Bajka Kłamczucha


Filastrocca di bugie


Coś wam opowiem. Widziałem jak, fruwają dwie pieczone kury. Fruwają szybko, brzuchem do góry, plecami do ziemi, a kowadło i kamień młyński pływały w Renie, cichuteńko i powoli, a żaba siedziała na lodzie i żarła lemiesz na zielone świątki.. Było też trzech jegomościów, łapali zająca, chodzili o kulach i szczudłach, jeden był głuchy, a drugi ślepy, trzeci niemy, a czwarty nogą nie mógł ruszyć. Chcecie wiedzieć, jak to było? Ten ślepy, ujrzał najpierw zająca, jak pędzi po polu, niemy zawołał paralityka, a paralityk złapał go za kołnierz.
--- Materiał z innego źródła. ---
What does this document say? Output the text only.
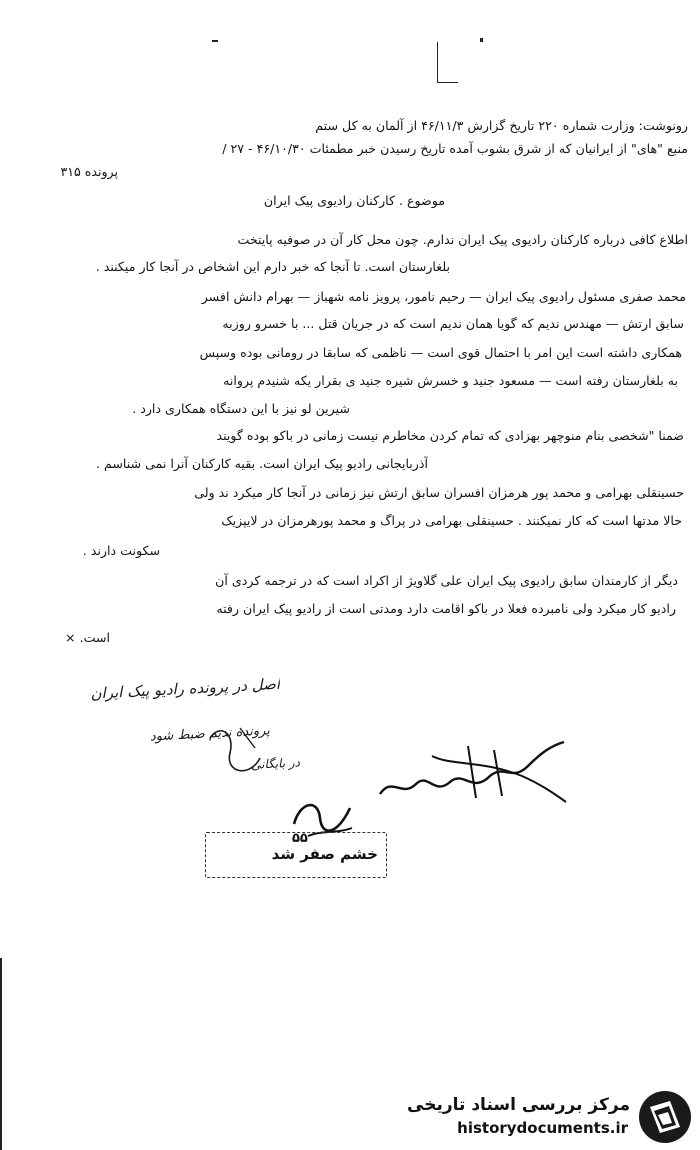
رونوشت: وزارت شماره ۲۲۰ تاریخ گزارش ۴۶/۱۱/۳ از آلمان به کل ستم
منبع "های" از ایرانیان که از شرق بشوب آمده تاریخ رسیدن خبر مطمئات ۴۶/۱۰/۳۰ - ۲۷ /
پرونده ۳۱۵
موضوع . کارکنان رادیوی پیک ایران
اطلاع کافی درباره کارکنان رادیوی پیک ایران ندارم. چون محل کار آن در صوفیه پایتخت
بلغارستان است. تا آنجا که خبر دارم این اشخاص در آنجا کار میکنند .
محمد صفری مسئول رادیوی پیک ایران — رحیم نامور، پرویز نامه شهباز — بهرام دانش افسر
سابق ارتش — مهندس ندیم که گویا همان ندیم است که در جریان قتل ... با خسرو روزبه
همکاری داشته است این امر با احتمال قوی است — ناظمی که سابقا در رومانی بوده وسپس
به بلغارستان رفته است — مسعود جنید و خسرش شیره جنید ی بقرار یکه شنیدم پروانه
شیرین لو نیز با این دستگاه همکاری دارد .
ضمنا "شخصی بنام منوچهر بهزادی که تمام کردن مخاطرم نیست زمانی در باکو بوده گویند
آذربایجانی رادیو پیک ایران است. بقیه کارکنان آنرا نمی شناسم .
حسینقلی بهرامی و محمد پور هرمزان افسران سابق ارتش نیز زمانی در آنجا کار میکرد ند ولی
حالا مدتها است که کار نمیکنند . حسینقلی بهرامی در پراگ و محمد پورهرمزان در لایپزیک
سکونت دارند .
دیگر از کارمندان سابق رادیوی پیک ایران علی گلاویژ از اکراد است که در ترجمه کردی آن
رادیو کار میکرد ولی نامبرده فعلا در باکو اقامت دارد ومدتی است از رادیو پیک ایران رفته
است. ×
اصل در پرونده رادیو پیک ایران
پرونده ندیم ضبط شود
در بایگانی
۵۵
خشم صفر شد
مرکز بررسی اسناد تاریخی
historydocuments.ir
Paru chciało też żeglować po lądzie, rozpięli żagiel na wietrze, popłynęli przez wielkie pole. Przez wielką górę żeglowali, gdy się potopili. Rak przegonił zająca . A wysoko na dachu leżała krowa. W tamtym kraju muchy są tak wielkie, jak tu kozy. Otwórz okno, aby kłamstwa mogły wzlecieć.
Voglio raccontarvi una storia. Ho visto due polli arrosto volare, volavano svelti con le pance rivolte al cielo e le schiene all'inferno; e un'incudine e una macina passavano a nuoto il Reno, piano piano, senza fretta; e una rana, a Pentecoste, se ne stava sul ghiaccio a mangiare un vomere. E c'erano tre tizi che inseguivano una lepre e andavano con le grucce e le stampelle; e il primo era sordo, il secondo cieco, e il terzo muto, e il quarto aveva i piedi rattrappiti. Volete sapere come andò? Il cieco vide per primo la lepre trottare per il campo, il muto chiamò lo storpio, e lo storpio l'acchiappò. Quei tali che volevano navigare per terra, spiegarono le vele al vento e navigarono sui campi spaziosi; poi navigarono su di un alto monte e dovettero affogare miseramente. Un gambero rincorreva una lepre, e in cima al tetto c'era una mucca che si era arrampicata fin lassù. E in quel paese le mosche sono grandi come le nostre capre.